But the person does not see such a shift. Instead of instincts, we have stereotypes that arise in teaching and upbringing. This explains the diversity of social structures in different parts of the world, the existence of many primitive tribes with the most savage mores. The proponents of the concept of the "internal beast" rejoice to tears when it is possible to find another pedophile-cannibal lost in the jungle of the Amazon. But all these wonderful customs are the fruit of adaptation to hostile conditions. How long will you live in the jungle of the Amazon, being a good-natured and altruist?

A number of psychological experiments demonstrate "human nature" in an unattractive light.
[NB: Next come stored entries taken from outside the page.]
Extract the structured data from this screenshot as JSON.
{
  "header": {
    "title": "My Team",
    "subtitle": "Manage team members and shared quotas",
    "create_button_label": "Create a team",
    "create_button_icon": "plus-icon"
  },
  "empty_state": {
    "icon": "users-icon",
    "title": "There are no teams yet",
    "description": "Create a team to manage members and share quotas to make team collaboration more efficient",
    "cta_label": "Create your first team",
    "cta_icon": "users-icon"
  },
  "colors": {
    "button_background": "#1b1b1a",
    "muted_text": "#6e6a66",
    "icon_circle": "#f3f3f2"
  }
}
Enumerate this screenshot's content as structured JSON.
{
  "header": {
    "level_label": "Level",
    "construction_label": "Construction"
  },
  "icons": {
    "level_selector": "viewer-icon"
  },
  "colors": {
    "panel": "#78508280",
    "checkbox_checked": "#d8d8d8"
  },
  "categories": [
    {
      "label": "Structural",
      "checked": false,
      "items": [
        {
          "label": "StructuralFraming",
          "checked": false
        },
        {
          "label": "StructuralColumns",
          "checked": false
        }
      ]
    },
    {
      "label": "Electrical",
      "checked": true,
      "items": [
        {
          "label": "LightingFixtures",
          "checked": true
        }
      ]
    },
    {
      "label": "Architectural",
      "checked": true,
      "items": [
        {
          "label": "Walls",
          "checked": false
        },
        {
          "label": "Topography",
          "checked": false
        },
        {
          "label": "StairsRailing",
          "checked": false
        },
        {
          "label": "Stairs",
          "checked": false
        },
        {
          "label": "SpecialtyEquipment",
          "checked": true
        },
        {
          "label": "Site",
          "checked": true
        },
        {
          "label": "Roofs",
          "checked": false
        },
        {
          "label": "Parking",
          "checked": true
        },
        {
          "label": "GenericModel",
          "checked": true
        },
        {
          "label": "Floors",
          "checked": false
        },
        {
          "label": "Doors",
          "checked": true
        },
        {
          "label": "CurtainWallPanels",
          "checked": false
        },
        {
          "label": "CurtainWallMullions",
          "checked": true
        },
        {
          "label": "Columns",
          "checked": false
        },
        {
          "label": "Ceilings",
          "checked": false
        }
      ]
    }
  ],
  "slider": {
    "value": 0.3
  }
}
For example, the experiment of Stanley Milgram, in which the guinea pig, following the orders of the chief in a white coat, was ready to torture a person with a current almost to death. Or the famous "Wallford prison experiment" Phillipp Zimbardo, interrupted in the middle - the guards "guards" too much tortured the experimental "prisoners".

These cases have something in common - they are situations created by means of restrictions and prohibitions. Armed "guards" and unarmed "prisoners" in confined space are an artificial situation based on fear and notorious inequality. And the electric shock and white robes of Milgram ... If the Stanford "guards" got brutalized literally in a week, what did you want from people who all your life were taught to obey the authorities on the assembly line parents-school-army unquestioningly?

This is our bad nature needs limitations, but on the contrary - bad behavioral stereotypes are created by prohibitions and restrictions. By placing people in obviously unequal conditions, creating an artificial shortage of resources, repeatedly pushing them to something they would not do voluntarily. Ugly behavior is the product of an ugly environment. Like the poisonous jungles of the Amazon, prison or army.

📕 Do not prohibit

The situation with weapons is the simplest: either I have a weapon, a neighbor, or both of us do not. The second option gives the illusion of security, but does not take into account the fact that armed people will still remain (criminals and the state). Thus, the conditions of the very "prison experiment" are developing - some are armed, others are not. Who will supervise the overseers? Zimbardo?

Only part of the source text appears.